We got it after all . the whole thing is :

the robot follows the flags and if there's no flag places it and goes back.

The whole thing with the infinite axis is that you can't use the end as a way to switch direction . Thanks :steering:

Well, I'm a bit disappointed. I didn't quite understand the original statement of the problem, and now I don't quite understand your statement of the solution.

:hyper: :gift:

oh well. I'm going for some milk and cookies.

[Pyrotex]

Okay, I've got a math problem for you sliderule jockeys. I saw this one when I was a teenager. It took me over an hour to get the answer.

 

You have a sphere of radius R.

You have a drill bit that drills a hole of radius r; r < R.

Using this drill bit, you drill a perfect hole through the center of the sphere. All the way through, creating what we shall call an "annular ring".

You lay the "annular ring" on its side on a flat surface, so that the hole is vertical.

You carefully measure the height of the "annular ring".

 

It is exactly six (6) inches high.

 

What is the exact VOLUME of the annular ring? That is, the VOLUME of the material left over after drilling the hole through the sphere?

 

Now, having said that, I give you a clue: the information above is entirely sufficient to arrive at the correct numerical answer. :steering:

 

In fact, given this clue, you should be able to state the answer without pencil or paper. :hyper:

[Qfwfq]

Good one Pyro, 36*pi! I'll give a thought to the independence on the r/R ratio ASAP but, granted that, it's enough to take the easy way out! :hyper:

 

I think that when you drop the two flags on the infinite axle they will be a finite distance from each other. But both will still be an infinite distance from either end.

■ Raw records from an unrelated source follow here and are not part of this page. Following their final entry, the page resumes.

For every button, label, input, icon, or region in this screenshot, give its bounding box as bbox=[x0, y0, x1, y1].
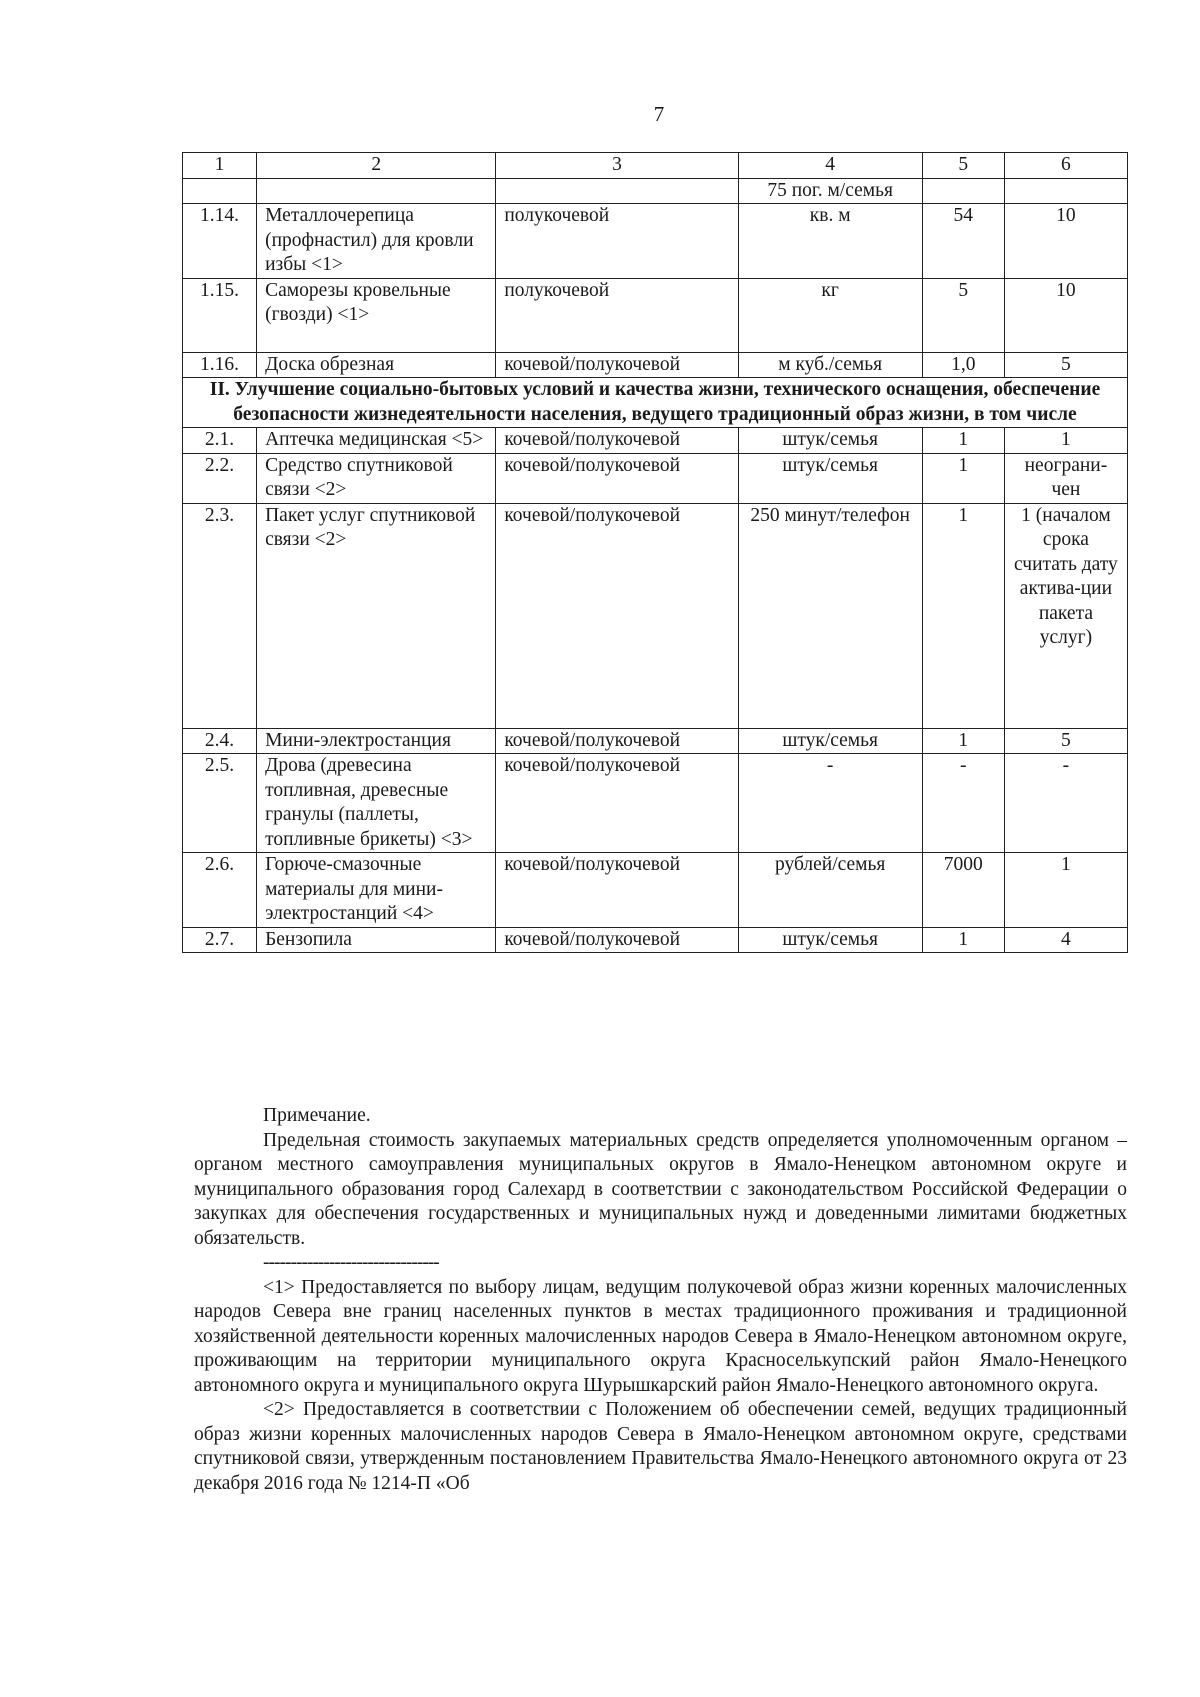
table-row bbox=[183, 278, 1128, 352]
cell-unit: 75 пог. м/семья bbox=[738, 178, 922, 204]
header-row bbox=[183, 153, 1128, 179]
norms-table bbox=[182, 152, 1128, 953]
footnote-2: <2> Предоставляется в соответствии с Положением об обеспечении семей, ведущих традиционный образ жизни коренных малочисленных народов Севера в Ямало-Ненецком автономном округе, средствами спутниковой связи, утвержденным постановлением Правительства Ямало-Ненецкого автономного округа от 23 декабря 2016 года № 1214-П «Об bbox=[194, 1399, 1127, 1494]
table-row bbox=[183, 352, 1128, 378]
cell-item: Аптечка медицинская <5> bbox=[257, 428, 496, 454]
header-cell: 5 bbox=[922, 153, 1004, 179]
cell-norm: 5 bbox=[922, 278, 1004, 352]
cell-unit: рублей/семья bbox=[738, 853, 922, 928]
notes-block bbox=[194, 1104, 1127, 1496]
table-row bbox=[183, 428, 1128, 454]
cell-lifestyle: кочевой/полукочевой bbox=[496, 428, 738, 454]
table-row bbox=[183, 204, 1128, 279]
cell-number: 1.16. bbox=[183, 352, 257, 378]
table-row bbox=[183, 178, 1128, 204]
header-cell: 1 bbox=[183, 153, 257, 179]
cell-unit: м куб./семья bbox=[738, 352, 922, 378]
table-row bbox=[183, 927, 1128, 953]
table-row bbox=[183, 754, 1128, 853]
cell-lifestyle: кочевой/полукочевой bbox=[496, 503, 738, 728]
cell-unit: кг bbox=[738, 278, 922, 352]
footnote-1: <1> Предоставляется по выбору лицам, ведущим полукочевой образ жизни коренных малочисленных народов Севера вне границ населенных пунктов в местах традиционного проживания и традиционной хозяйственной деятельности коренных малочисленных народов Севера в Ямало-Ненецком автономном округе, проживающим на территории муниципального округа Красноселькупский район Ямало-Ненецкого автономного округа и муниципального округа Шурышкарский район Ямало-Ненецкого автономного округа. bbox=[194, 1276, 1127, 1396]
cell-lifestyle: кочевой/полукочевой bbox=[496, 728, 738, 754]
cell-unit: штук/семья bbox=[738, 728, 922, 754]
cell-item: Пакет услуг спутниковой связи <2> bbox=[257, 503, 496, 728]
note-paragraph: Предельная стоимость закупаемых материальных средств определяется уполномоченным органом – органом местного самоуправления муниципальных округов в Ямало-Ненецком автономном округе и муниципального образования город Салехард в соответствии с законодательством Российской Федерации о закупках для обеспечения государственных и муниципальных нужд и доведенными лимитами бюджетных обязательств. bbox=[194, 1129, 1127, 1249]
cell-number: 2.6. bbox=[183, 853, 257, 928]
cell-lifestyle bbox=[496, 178, 738, 204]
cell-period: 10 bbox=[1004, 278, 1127, 352]
cell-lifestyle: кочевой/полукочевой bbox=[496, 853, 738, 928]
cell-period: 5 bbox=[1004, 728, 1127, 754]
cell-number: 2.4. bbox=[183, 728, 257, 754]
cell-item: Средство спутниковой связи <2> bbox=[257, 453, 496, 503]
cell-lifestyle: кочевой/полукочевой bbox=[496, 453, 738, 503]
page-number: 7 bbox=[653, 102, 665, 126]
cell-unit: кв. м bbox=[738, 204, 922, 279]
cell-period: 4 bbox=[1004, 927, 1127, 953]
cell-lifestyle: кочевой/полукочевой bbox=[496, 352, 738, 378]
table-row bbox=[183, 503, 1128, 728]
cell-item: Металлочерепица (профнастил) для кровли избы <1> bbox=[257, 204, 496, 279]
cell-period: 10 bbox=[1004, 204, 1127, 279]
cell-norm: 1,0 bbox=[922, 352, 1004, 378]
cell-item: Горюче-смазочные материалы для мини-электростанций <4> bbox=[257, 853, 496, 928]
cell-item: Мини-электростанция bbox=[257, 728, 496, 754]
cell-norm: 1 bbox=[922, 428, 1004, 454]
cell-norm: 1 bbox=[922, 503, 1004, 728]
cell-unit: - bbox=[738, 754, 922, 853]
cell-number: 2.2. bbox=[183, 453, 257, 503]
section-title: II. Улучшение социально-бытовых условий и качества жизни, технического оснащения, обеспечение безопасности жизнедеятельности населения, ведущего традиционный образ жизни, в том числе bbox=[183, 378, 1128, 428]
cell-unit: 250 минут/телефон bbox=[738, 503, 922, 728]
cell-period: - bbox=[1004, 754, 1127, 853]
note-heading: Примечание. bbox=[263, 1105, 371, 1126]
cell-item: Бензопила bbox=[257, 927, 496, 953]
header-cell: 4 bbox=[738, 153, 922, 179]
cell-lifestyle: кочевой/полукочевой bbox=[496, 927, 738, 953]
cell-number: 2.3. bbox=[183, 503, 257, 728]
cell-item bbox=[257, 178, 496, 204]
cell-norm: 7000 bbox=[922, 853, 1004, 928]
cell-item: Доска обрезная bbox=[257, 352, 496, 378]
cell-period bbox=[1004, 178, 1127, 204]
cell-norm: 1 bbox=[922, 927, 1004, 953]
cell-period: 1 bbox=[1004, 853, 1127, 928]
cell-lifestyle: полукочевой bbox=[496, 278, 738, 352]
cell-unit: штук/семья bbox=[738, 927, 922, 953]
cell-number: 2.1. bbox=[183, 428, 257, 454]
header-cell: 6 bbox=[1004, 153, 1127, 179]
header-cell: 2 bbox=[257, 153, 496, 179]
cell-number bbox=[183, 178, 257, 204]
cell-item: Саморезы кровельные (гвозди) <1> bbox=[257, 278, 496, 352]
cell-unit: штук/семья bbox=[738, 453, 922, 503]
header-cell: 3 bbox=[496, 153, 738, 179]
cell-period: 1 (началом срока считать дату актива-ции пакета услуг) bbox=[1004, 503, 1127, 728]
cell-number: 1.15. bbox=[183, 278, 257, 352]
cell-number: 1.14. bbox=[183, 204, 257, 279]
cell-period: 1 bbox=[1004, 428, 1127, 454]
section-row bbox=[183, 378, 1128, 428]
cell-number: 2.5. bbox=[183, 754, 257, 853]
cell-unit: штук/семья bbox=[738, 428, 922, 454]
table-row bbox=[183, 853, 1128, 928]
cell-norm bbox=[922, 178, 1004, 204]
cell-lifestyle: кочевой/полукочевой bbox=[496, 754, 738, 853]
cell-item: Дрова (древесина топливная, древесные гранулы (паллеты, топливные брикеты) <3> bbox=[257, 754, 496, 853]
cell-norm: 1 bbox=[922, 453, 1004, 503]
footnote-separator: -------------------------------- bbox=[263, 1252, 439, 1273]
cell-period: 5 bbox=[1004, 352, 1127, 378]
cell-lifestyle: полукочевой bbox=[496, 204, 738, 279]
cell-norm: - bbox=[922, 754, 1004, 853]
cell-norm: 1 bbox=[922, 728, 1004, 754]
cell-period: неограни-чен bbox=[1004, 453, 1127, 503]
table-row bbox=[183, 453, 1128, 503]
table-row bbox=[183, 728, 1128, 754]
cell-norm: 54 bbox=[922, 204, 1004, 279]
cell-number: 2.7. bbox=[183, 927, 257, 953]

No, :steering: Snark was right.

 

The position of the first is clearly irrelevant if the axis extends infinitely both ways. If the probability distribution is uniform when you drop the second, the expectation distance will be half of infinity, which is infinity.

[Qfwfq]

Didn't take long actually, both prop. to the sine of the same angle squared. Or some darn thing like that. :steering:

[Pyrotex]

Good one Pyro, 36*pi! I'll give a thought to the independence on the r/R ratio ASAP but, granted that, it's enough to take the easy way out! ....

Bingo! Good job. And Snark was right.